Anna was forty years old the 28th of September 1887. Soon after her birthday she had pneumonia and developed asthma and chronic bronchitis which remained with her the remainder of her life.

The 5th of December 1887 Anna gave birth to her fifth and last child, Emma Josephine. This child was not strong as the other children, and she was sick a great part of her life.

On the 6th of March 1889, Rosilla Ferrin, Elizabetha's daughter died at the birth of her first child. Another great sorrow came to the family on Christmas day 1890 when Alma, the youngest of Elizabetha's nine children died, at the age of twenty-four.

In 1901 Jakob and Anna sold their home and the farm land in Eden and moved to Ogden. Anna had spent thirty-five years of her life in Eden. Eden was settled in 1865. The first school house was built in Eden in 1866. Richard Ballentyne was the Presiding Elder. In 1877 Eden was organized into a Ward. Anna Bachman was re-baptized on the 5th of May 1877 by Peter Johnson. The Bishops of Eden were Josiah M. Ferrin 1877-1881, John Farrell 1881-1883, David McKay 1883-1885, Josiah M. Ferrin (2nd term) 1885-1895, Henry J. Fuller 1895-1911.

Anna moved to a three room house at 1518 Jefferson Avenue, Ogden. Emma was the only child with them in Ogden. They had five lots so they could have fruit and a garden. Glenwood Park, later Lorin Farr Park, was near their home. Anna enjoyed going there. They were members of the Seventh Ward in Ogden. Anna's son William Stone and his family lived at 531 17th Street.

On the 19th of December 1907 Anna's husband, Jakob Bachman died of pneumonia.

Anna stayed in Ogden until July 1911 when she and her daughter Emma went to Oregon where her daughter Annie Inglis lived. Anna and Emma lived in Portland, Oregon until January 1913, when they moved to Los Angeles, California.

In Los Angeles they lived at the Bixel Apartments 616 Bixel Street, near Westlake Park. Anna enjoyed going to the Park. They attended church in a rented hall at 10th and Grand Avenue. Later a brick chapel was built at 153 West Adams. Joseph E. Robinson was President of the California Mission. Anna loved to go to church.

The 26th of May 1915, Anna' daughter Emma married George Scholl and moved to San Diego. So Anna also went to San Diego and rented an apartment. It was the year of the Fair and Anna enjoyed it very much. She also enjoyed attending church there.

In July 1916 Emma moved back to Los Angeles. So Anna went there again and spent the remaining five years of her life. She enjoyed Emma's first child, Audrey, and took long walks with her. She still went to church at 153 West Adams.

In January 1921 Anna became ill with bronchial pneumonia, Emma took care of her. Her daughter Annie and husband William Inglis also came from Oregon to be with her. She enjoyed having the missionaries come and sing for her.

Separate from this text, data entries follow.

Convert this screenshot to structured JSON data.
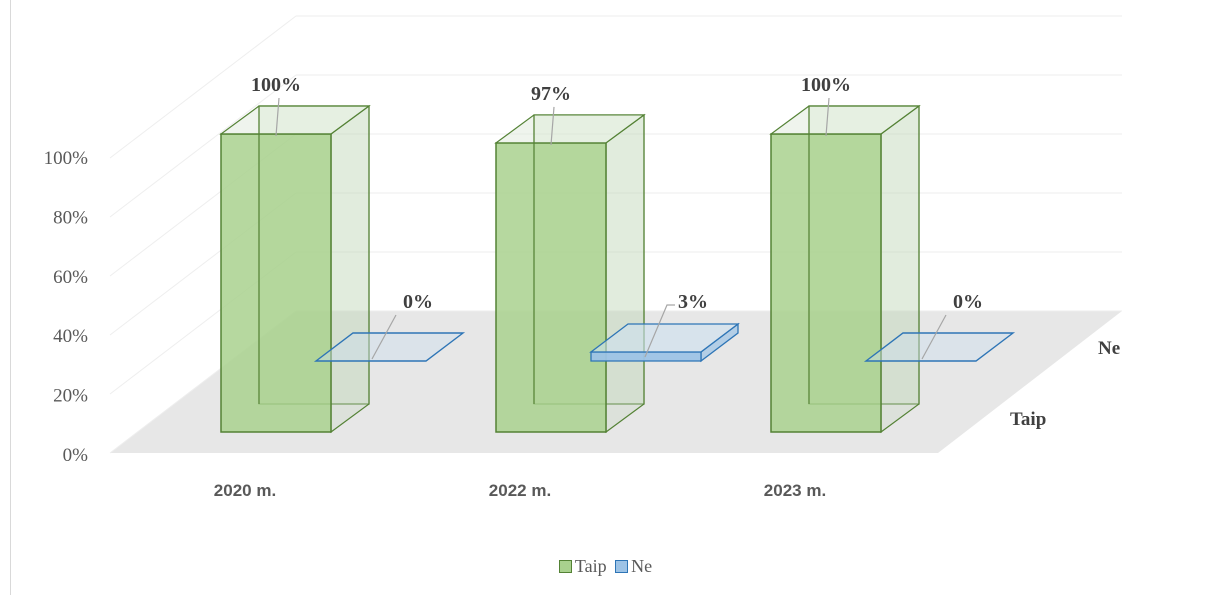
{
  "chart_data": {
    "type": "bar",
    "categories": [
      "2020 m.",
      "2022 m.",
      "2023 m."
    ],
    "series": [
      {
        "name": "Taip",
        "values": [
          100,
          97,
          100
        ],
        "labels": [
          "100%",
          "97%",
          "100%"
        ],
        "color": "#a9d18e",
        "stroke": "#548235"
      },
      {
        "name": "Ne",
        "values": [
          0,
          3,
          0
        ],
        "labels": [
          "0%",
          "3%",
          "0%"
        ],
        "color": "#9dc3e6",
        "stroke": "#2e75b6"
      }
    ],
    "yticks": [
      "0%",
      "20%",
      "40%",
      "60%",
      "80%",
      "100%"
    ],
    "ylim": [
      0,
      120
    ],
    "grid": true,
    "legend_position": "bottom",
    "is_3d": true
  }
}
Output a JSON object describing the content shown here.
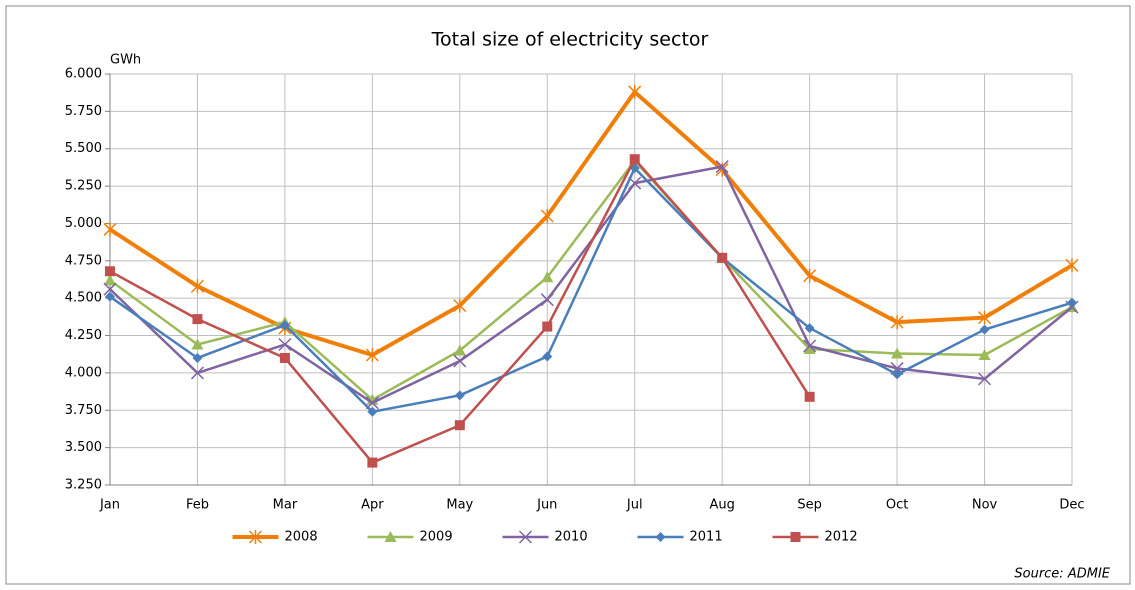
{
  "chart_data": {
    "type": "line",
    "title": "Total size of electricity sector",
    "y_label": "GWh",
    "source": "Source: ADMIE",
    "categories": [
      "Jan",
      "Feb",
      "Mar",
      "Apr",
      "May",
      "Jun",
      "Jul",
      "Aug",
      "Sep",
      "Oct",
      "Nov",
      "Dec"
    ],
    "series": [
      {
        "name": "2008",
        "color": "#f07f09",
        "marker": "star",
        "values": [
          4960,
          4580,
          4300,
          4120,
          4450,
          5050,
          5880,
          5360,
          4650,
          4340,
          4370,
          4720
        ]
      },
      {
        "name": "2009",
        "color": "#9bbb59",
        "marker": "triangle",
        "values": [
          4620,
          4190,
          4340,
          3820,
          4150,
          4640,
          5420,
          4770,
          4160,
          4130,
          4120,
          4440
        ]
      },
      {
        "name": "2010",
        "color": "#8064a2",
        "marker": "x",
        "values": [
          4560,
          4000,
          4190,
          3800,
          4080,
          4490,
          5270,
          5380,
          4180,
          4030,
          3960,
          4440
        ]
      },
      {
        "name": "2011",
        "color": "#4a7ebb",
        "marker": "diamond",
        "values": [
          4510,
          4100,
          4320,
          3740,
          3850,
          4110,
          5370,
          4770,
          4300,
          3990,
          4290,
          4470
        ]
      },
      {
        "name": "2012",
        "color": "#c0504d",
        "marker": "square",
        "values": [
          4680,
          4360,
          4100,
          3400,
          3650,
          4310,
          5430,
          4770,
          3840,
          null,
          null,
          null
        ]
      }
    ],
    "ylim": [
      3250,
      6000
    ],
    "yticks": [
      {
        "value": 3250,
        "label": "3.250"
      },
      {
        "value": 3500,
        "label": "3.500"
      },
      {
        "value": 3750,
        "label": "3.750"
      },
      {
        "value": 4000,
        "label": "4.000"
      },
      {
        "value": 4250,
        "label": "4.250"
      },
      {
        "value": 4500,
        "label": "4.500"
      },
      {
        "value": 4750,
        "label": "4.750"
      },
      {
        "value": 5000,
        "label": "5.000"
      },
      {
        "value": 5250,
        "label": "5.250"
      },
      {
        "value": 5500,
        "label": "5.500"
      },
      {
        "value": 5750,
        "label": "5.750"
      },
      {
        "value": 6000,
        "label": "6.000"
      }
    ],
    "grid": true,
    "legend": "bottom"
  }
}
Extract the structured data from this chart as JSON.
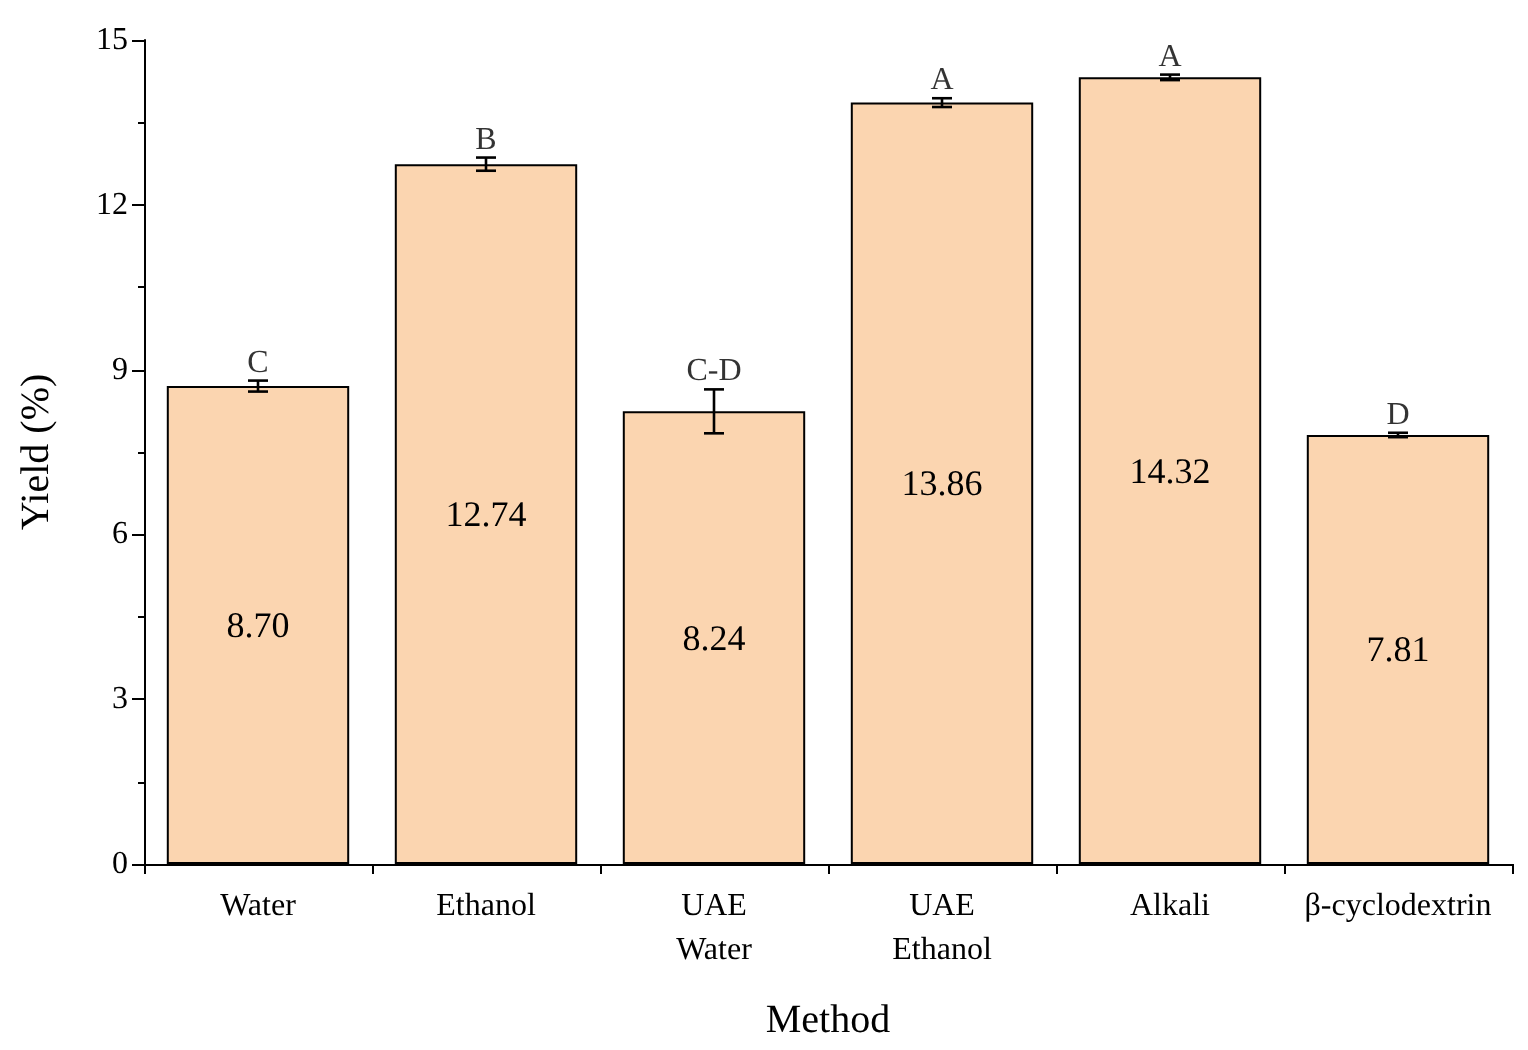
{
  "chart_data": {
    "type": "bar",
    "xlabel": "Method",
    "ylabel": "Yield (%)",
    "categories": [
      "Water",
      "Ethanol",
      "UAE\nWater",
      "UAE\nEthanol",
      "Alkali",
      "β-cyclodextrin"
    ],
    "values": [
      8.7,
      12.74,
      8.24,
      13.86,
      14.32,
      7.81
    ],
    "errors": [
      0.1,
      0.12,
      0.4,
      0.08,
      0.05,
      0.04
    ],
    "value_labels": [
      "8.70",
      "12.74",
      "8.24",
      "13.86",
      "14.32",
      "7.81"
    ],
    "color": "#fbd5b0",
    "ylim": [
      0,
      15
    ],
    "yticks": [
      0,
      3,
      6,
      9,
      12,
      15
    ],
    "grid": false,
    "annotations": [
      {
        "text": "C",
        "x": "Water",
        "y": 8.8
      },
      {
        "text": "B",
        "x": "Ethanol",
        "y": 12.86
      },
      {
        "text": "C-D",
        "x": "UAE\nWater",
        "y": 8.64
      },
      {
        "text": "A",
        "x": "UAE\nEthanol",
        "y": 13.94
      },
      {
        "text": "A",
        "x": "Alkali",
        "y": 14.37
      },
      {
        "text": "D",
        "x": "β-cyclodextrin",
        "y": 7.85
      }
    ]
  }
}
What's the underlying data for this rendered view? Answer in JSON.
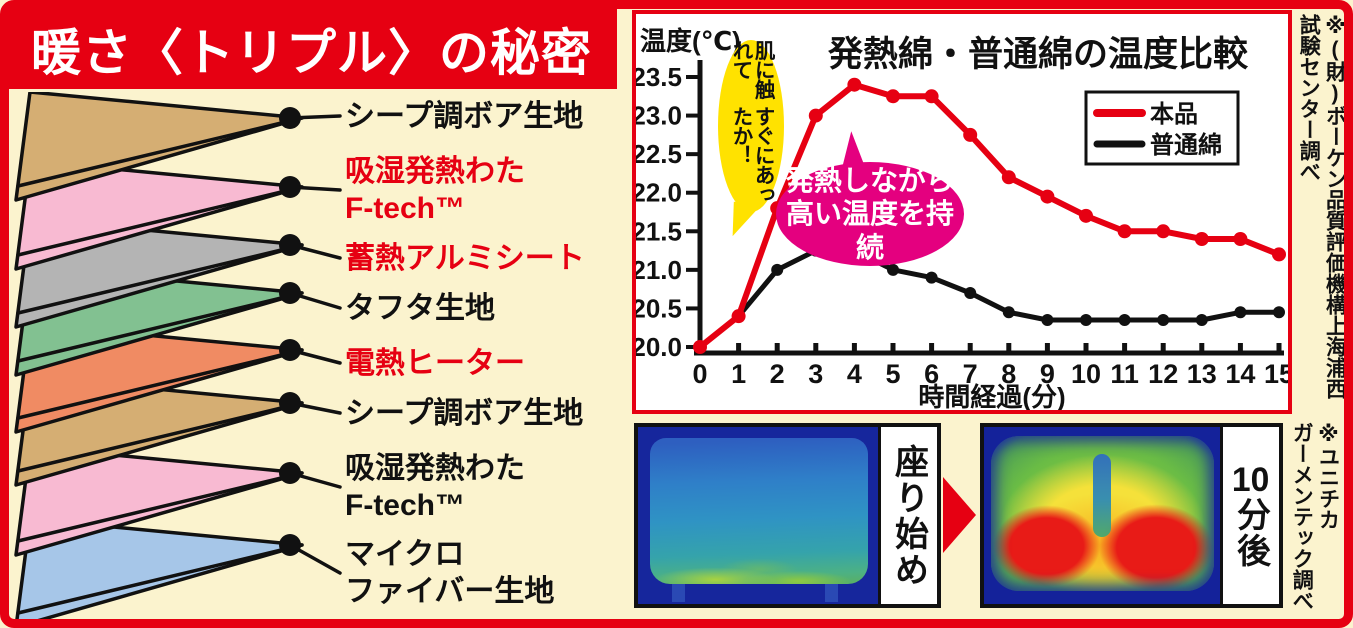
{
  "left_panel": {
    "title": "暖さ〈トリプル〉の秘密",
    "layers": [
      {
        "lines": [
          "シープ調ボア生地"
        ],
        "color": "#D5AE73",
        "text_color": "#111111"
      },
      {
        "lines": [
          "吸湿発熱わた",
          "F-tech™"
        ],
        "color": "#F8BAD2",
        "text_color": "#E60012"
      },
      {
        "lines": [
          "蓄熱アルミシート"
        ],
        "color": "#B4B4B4",
        "text_color": "#E60012"
      },
      {
        "lines": [
          "タフタ生地"
        ],
        "color": "#82C191",
        "text_color": "#111111"
      },
      {
        "lines": [
          "電熱ヒーター"
        ],
        "color": "#F08B63",
        "text_color": "#E60012"
      },
      {
        "lines": [
          "シープ調ボア生地"
        ],
        "color": "#D5AE73",
        "text_color": "#111111"
      },
      {
        "lines": [
          "吸湿発熱わた",
          "F-tech™"
        ],
        "color": "#F8BAD2",
        "text_color": "#111111"
      },
      {
        "lines": [
          "マイクロ",
          "ファイバー生地"
        ],
        "color": "#A6C6E8",
        "text_color": "#111111"
      }
    ]
  },
  "chart_data": {
    "type": "line",
    "title": "発熱綿・普通綿の温度比較",
    "ylabel": "温度(℃)",
    "xlabel": "時間経過(分)",
    "x": [
      0,
      1,
      2,
      3,
      4,
      5,
      6,
      7,
      8,
      9,
      10,
      11,
      12,
      13,
      14,
      15
    ],
    "ylim": [
      20.0,
      23.5
    ],
    "ytick_step": 0.5,
    "grid": false,
    "legend_position": "top-right",
    "series": [
      {
        "name": "本品",
        "color": "#E60012",
        "values": [
          20.0,
          20.4,
          21.8,
          23.0,
          23.4,
          23.25,
          23.25,
          22.75,
          22.2,
          21.95,
          21.7,
          21.5,
          21.5,
          21.4,
          21.4,
          21.2
        ]
      },
      {
        "name": "普通綿",
        "color": "#111111",
        "values": [
          20.0,
          20.4,
          21.0,
          21.25,
          21.25,
          21.0,
          20.9,
          20.7,
          20.45,
          20.35,
          20.35,
          20.35,
          20.35,
          20.35,
          20.45,
          20.45
        ]
      }
    ],
    "annotations": [
      {
        "style": "yellow-balloon",
        "text_lines": [
          "肌に触れて",
          "すぐにあったか！"
        ]
      },
      {
        "style": "pink-balloon",
        "text_lines": [
          "発熱しながら",
          "高い温度を持続"
        ]
      }
    ],
    "source_note_lines": [
      "※(財)ボーケン品質評価機構上海浦西",
      "試験センター調べ"
    ]
  },
  "thermal": {
    "before_label": "座り始め",
    "after_label_number": "10",
    "after_label_suffix": "分後",
    "source_note_lines": [
      "※ユニチカ",
      "ガーメンテック調べ"
    ]
  },
  "colors": {
    "background": "#FBF3CE",
    "accent_red": "#E60012",
    "balloon_yellow": "#FFE200",
    "balloon_pink": "#E4007F"
  }
}
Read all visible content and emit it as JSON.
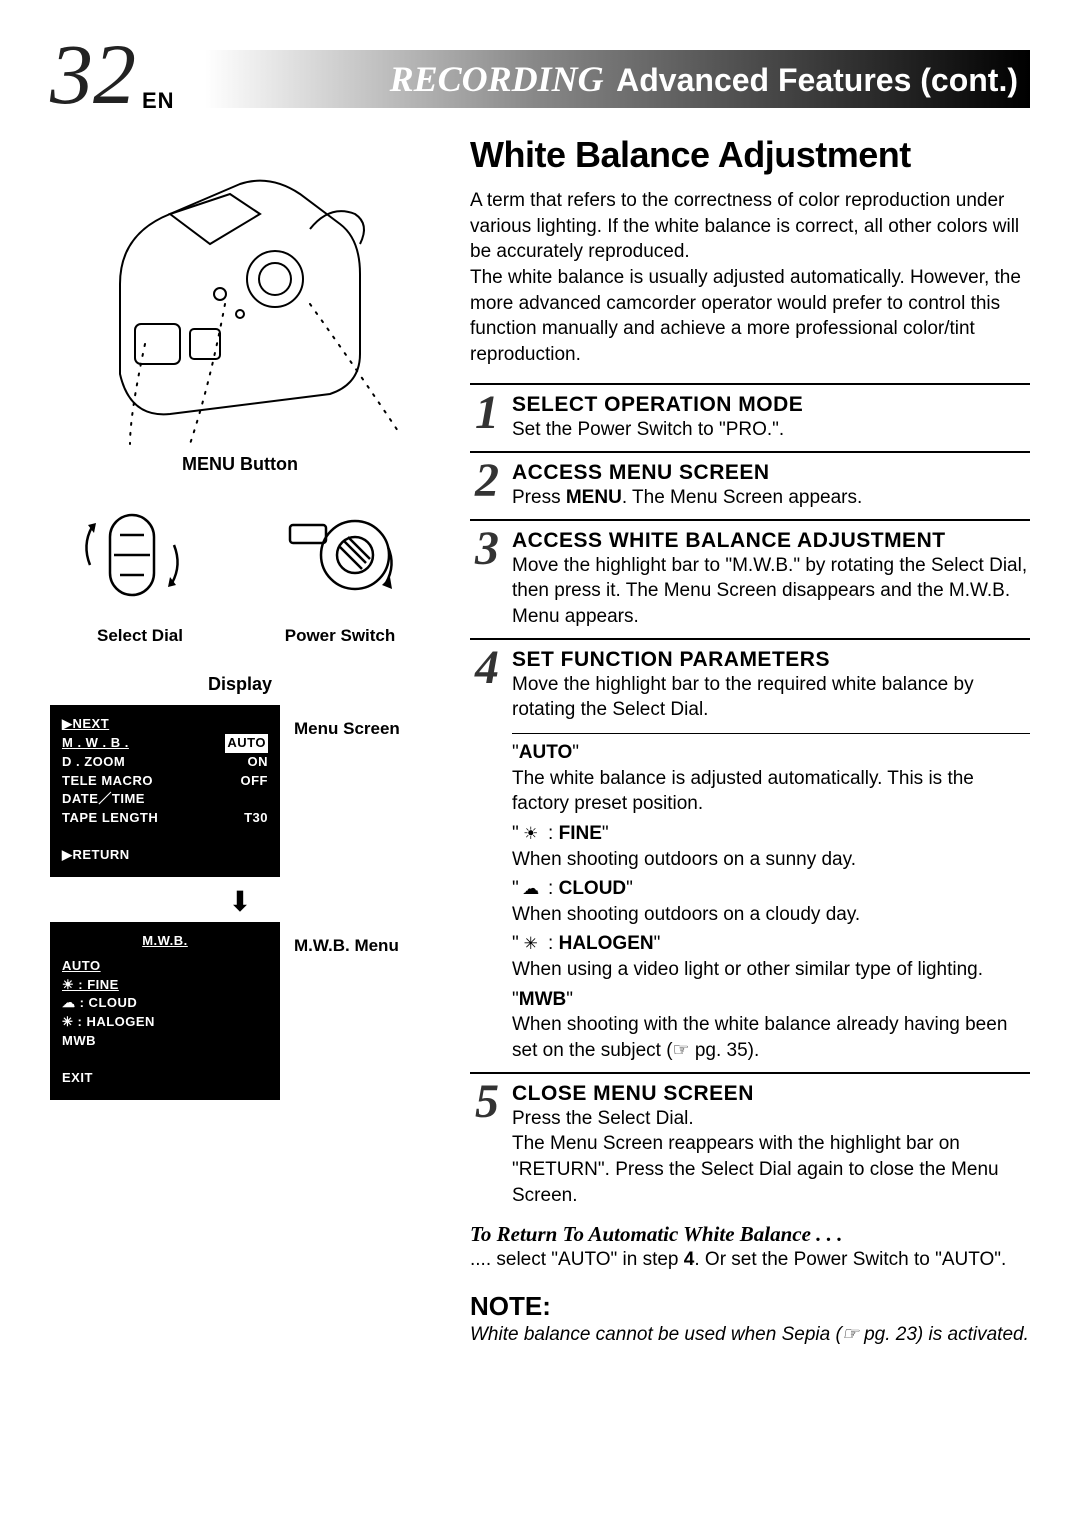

She loved music and could sing well. One day she said to Emma "Do you know the greatest regret I have?" Emma said, "No." She then said, "It is because I haven't done the Temple work for my dead ancestors." Emma said, "If you will help me when you go to the other world, I will try to do it." She was never unconscious during the three weeks she was ill. On the morning of February 1st, 1921, after speaking to her daughter Emma, she passed away peacefully. As Annie and William Inglis were not going to Utah funeral services were held at 153 West Adams.

Emma and Audrey her four year old daughter went to Utah on the train to take Anna's body. It was taken to the Larkin Mortuary at 24th and Adams Avenue, Ogden.

Sunday the 6th of February 1921, funeral services were held in the Eden Ward Chapel, George A. Fuller, Bishop. Her remains were laid to rest beside her husband, Jakob Bachman, in the family lot in Eden Cemetery.

Anna's daughter, Emma Bachman Scholl is the family Genealogist. Julius Billiter secured the records of 5,000 of her dead ancestors.

Anna Hegetschweiler Stone Bachman's descendants number 5 children, 17 grand children, and 36 great grand children in 1958.